Komunitas underground dinilai Eman sebagai kelompok musik yang berbeda dengan aliran lainnya. Sebab, pria yang sudah menjaga GOR selama 34 tahun ini kerap menemui kejadian yang aneh.
"Setiap habis konser, pasti banyak botol miras dan bangkai kelinci. Saya kurang tahu apa yang mereka lakukan dengan kelinci itu. Bahkan mereka juga suka berbuat amoral di hadapan umum, karena mereka berpendapat, sebelum menikah wanita itu milik bersama." ungkap pria yang tinggal di samping GOR tersebut.

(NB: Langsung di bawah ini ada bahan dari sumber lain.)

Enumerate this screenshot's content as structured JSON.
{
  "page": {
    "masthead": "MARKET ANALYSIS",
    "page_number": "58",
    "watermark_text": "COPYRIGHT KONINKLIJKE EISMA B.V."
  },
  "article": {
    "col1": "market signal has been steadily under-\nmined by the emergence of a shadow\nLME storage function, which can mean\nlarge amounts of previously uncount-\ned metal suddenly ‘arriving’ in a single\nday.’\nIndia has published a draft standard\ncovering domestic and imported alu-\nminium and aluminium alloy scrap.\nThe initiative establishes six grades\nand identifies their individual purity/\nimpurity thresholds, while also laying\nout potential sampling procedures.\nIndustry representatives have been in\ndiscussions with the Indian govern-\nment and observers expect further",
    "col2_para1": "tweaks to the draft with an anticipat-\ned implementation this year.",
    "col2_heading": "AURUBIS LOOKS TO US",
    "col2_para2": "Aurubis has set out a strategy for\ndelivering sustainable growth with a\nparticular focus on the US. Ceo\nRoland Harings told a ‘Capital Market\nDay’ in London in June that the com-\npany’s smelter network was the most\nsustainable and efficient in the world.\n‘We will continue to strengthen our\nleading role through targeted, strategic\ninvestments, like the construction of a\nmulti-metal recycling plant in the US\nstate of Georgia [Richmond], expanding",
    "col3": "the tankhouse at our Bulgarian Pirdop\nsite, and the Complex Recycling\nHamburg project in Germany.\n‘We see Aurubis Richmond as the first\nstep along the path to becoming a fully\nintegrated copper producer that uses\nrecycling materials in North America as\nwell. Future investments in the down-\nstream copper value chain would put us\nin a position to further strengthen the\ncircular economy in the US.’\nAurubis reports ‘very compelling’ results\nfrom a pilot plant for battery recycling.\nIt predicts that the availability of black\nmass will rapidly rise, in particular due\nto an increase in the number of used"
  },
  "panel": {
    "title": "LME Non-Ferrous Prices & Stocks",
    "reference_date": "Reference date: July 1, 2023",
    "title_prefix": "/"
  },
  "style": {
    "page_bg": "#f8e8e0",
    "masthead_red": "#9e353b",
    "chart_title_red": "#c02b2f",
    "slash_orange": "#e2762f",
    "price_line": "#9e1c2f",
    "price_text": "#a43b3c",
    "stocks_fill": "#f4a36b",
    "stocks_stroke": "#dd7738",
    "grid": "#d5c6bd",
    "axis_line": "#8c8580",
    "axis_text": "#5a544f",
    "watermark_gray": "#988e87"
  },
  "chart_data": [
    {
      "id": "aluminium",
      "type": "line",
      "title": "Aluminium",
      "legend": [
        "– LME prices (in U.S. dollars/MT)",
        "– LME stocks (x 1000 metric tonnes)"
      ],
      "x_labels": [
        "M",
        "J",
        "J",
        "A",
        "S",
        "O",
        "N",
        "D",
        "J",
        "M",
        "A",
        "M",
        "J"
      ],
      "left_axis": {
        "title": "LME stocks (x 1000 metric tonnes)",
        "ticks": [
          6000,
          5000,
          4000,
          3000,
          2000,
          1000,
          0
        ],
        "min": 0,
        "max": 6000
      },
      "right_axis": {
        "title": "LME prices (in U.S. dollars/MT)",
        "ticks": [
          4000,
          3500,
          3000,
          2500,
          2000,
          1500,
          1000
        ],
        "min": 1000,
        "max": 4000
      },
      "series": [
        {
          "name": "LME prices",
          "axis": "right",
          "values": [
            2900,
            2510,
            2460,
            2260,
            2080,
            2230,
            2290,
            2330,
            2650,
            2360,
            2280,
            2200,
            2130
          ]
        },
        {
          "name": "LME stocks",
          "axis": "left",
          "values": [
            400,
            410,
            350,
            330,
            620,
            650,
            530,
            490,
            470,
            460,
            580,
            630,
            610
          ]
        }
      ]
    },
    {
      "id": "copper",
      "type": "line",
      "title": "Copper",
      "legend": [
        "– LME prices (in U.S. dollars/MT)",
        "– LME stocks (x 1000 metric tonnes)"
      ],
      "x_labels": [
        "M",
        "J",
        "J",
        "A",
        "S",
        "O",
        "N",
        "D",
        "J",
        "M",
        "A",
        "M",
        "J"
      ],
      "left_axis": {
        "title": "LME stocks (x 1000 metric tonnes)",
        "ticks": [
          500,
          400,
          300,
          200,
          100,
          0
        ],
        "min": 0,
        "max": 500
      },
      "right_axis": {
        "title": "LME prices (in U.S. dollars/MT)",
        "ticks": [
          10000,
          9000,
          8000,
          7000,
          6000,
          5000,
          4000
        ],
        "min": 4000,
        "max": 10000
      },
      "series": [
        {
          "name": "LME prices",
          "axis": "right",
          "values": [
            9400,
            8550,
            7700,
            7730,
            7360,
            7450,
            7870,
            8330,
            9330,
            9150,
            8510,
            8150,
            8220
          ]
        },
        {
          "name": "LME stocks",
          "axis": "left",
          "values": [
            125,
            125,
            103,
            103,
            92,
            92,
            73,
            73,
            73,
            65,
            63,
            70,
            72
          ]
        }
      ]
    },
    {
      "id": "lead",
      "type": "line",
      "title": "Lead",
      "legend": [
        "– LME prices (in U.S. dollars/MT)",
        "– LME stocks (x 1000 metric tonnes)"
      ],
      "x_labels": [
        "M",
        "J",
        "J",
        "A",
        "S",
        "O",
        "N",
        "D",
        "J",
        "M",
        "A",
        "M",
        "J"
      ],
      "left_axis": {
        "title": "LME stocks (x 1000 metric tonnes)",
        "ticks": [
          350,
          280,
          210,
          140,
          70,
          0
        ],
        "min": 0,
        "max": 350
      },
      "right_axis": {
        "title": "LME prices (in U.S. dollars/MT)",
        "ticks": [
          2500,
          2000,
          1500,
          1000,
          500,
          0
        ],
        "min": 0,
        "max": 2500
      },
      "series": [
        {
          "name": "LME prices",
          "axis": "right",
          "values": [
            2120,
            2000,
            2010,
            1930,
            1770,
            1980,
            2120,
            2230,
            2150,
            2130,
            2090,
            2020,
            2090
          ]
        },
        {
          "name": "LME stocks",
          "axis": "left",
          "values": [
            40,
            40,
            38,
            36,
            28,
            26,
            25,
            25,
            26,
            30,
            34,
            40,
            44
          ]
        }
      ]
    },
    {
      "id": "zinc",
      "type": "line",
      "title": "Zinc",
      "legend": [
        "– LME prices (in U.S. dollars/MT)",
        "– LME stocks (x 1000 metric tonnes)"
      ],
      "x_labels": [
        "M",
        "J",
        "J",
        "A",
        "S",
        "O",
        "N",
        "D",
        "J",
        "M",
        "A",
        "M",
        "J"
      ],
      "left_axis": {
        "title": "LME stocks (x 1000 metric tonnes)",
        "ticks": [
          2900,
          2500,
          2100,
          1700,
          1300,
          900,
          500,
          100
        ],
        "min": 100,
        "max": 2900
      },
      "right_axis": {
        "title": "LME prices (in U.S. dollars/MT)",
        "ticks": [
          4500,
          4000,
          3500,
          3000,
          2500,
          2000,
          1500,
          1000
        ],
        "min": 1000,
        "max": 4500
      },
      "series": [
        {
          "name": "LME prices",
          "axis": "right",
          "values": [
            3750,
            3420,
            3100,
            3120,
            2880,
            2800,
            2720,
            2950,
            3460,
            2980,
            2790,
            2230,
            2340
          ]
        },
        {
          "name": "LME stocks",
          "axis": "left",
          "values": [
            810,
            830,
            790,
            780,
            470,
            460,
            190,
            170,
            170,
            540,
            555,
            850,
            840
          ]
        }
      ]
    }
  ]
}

Kejadian maut yang terjadi di AACC pada akhir pekan kemarin dinilai Eman sebagai hal yang biasa. Karena sikap brutal para pengikut underground sudah sering dilihatnya.
"Setiap konser dulu, pasti ada saja yang menjadi korban. Itu yang membuat kami tidak memberi izin. Toh kalau diberi izin selalu melebihi waktu yang diberikan. Kalau ditegur malah marah, jadi saya bingung. Polisi saja mereka lawan apalagi saya. Namanya juga orang sedang begitu," ucap Eman.
Saat ini, GOR Saparua tidak lagi menjadi tempat konser musik aliran keras. Pasalnya, selain pengelola sudah enggan memberikan izin, kondisi GOR yang luasnya 50x6 meter ini juga nampak sudah tidak layak lagi karena kondisi yang sudah rapuh. (jri)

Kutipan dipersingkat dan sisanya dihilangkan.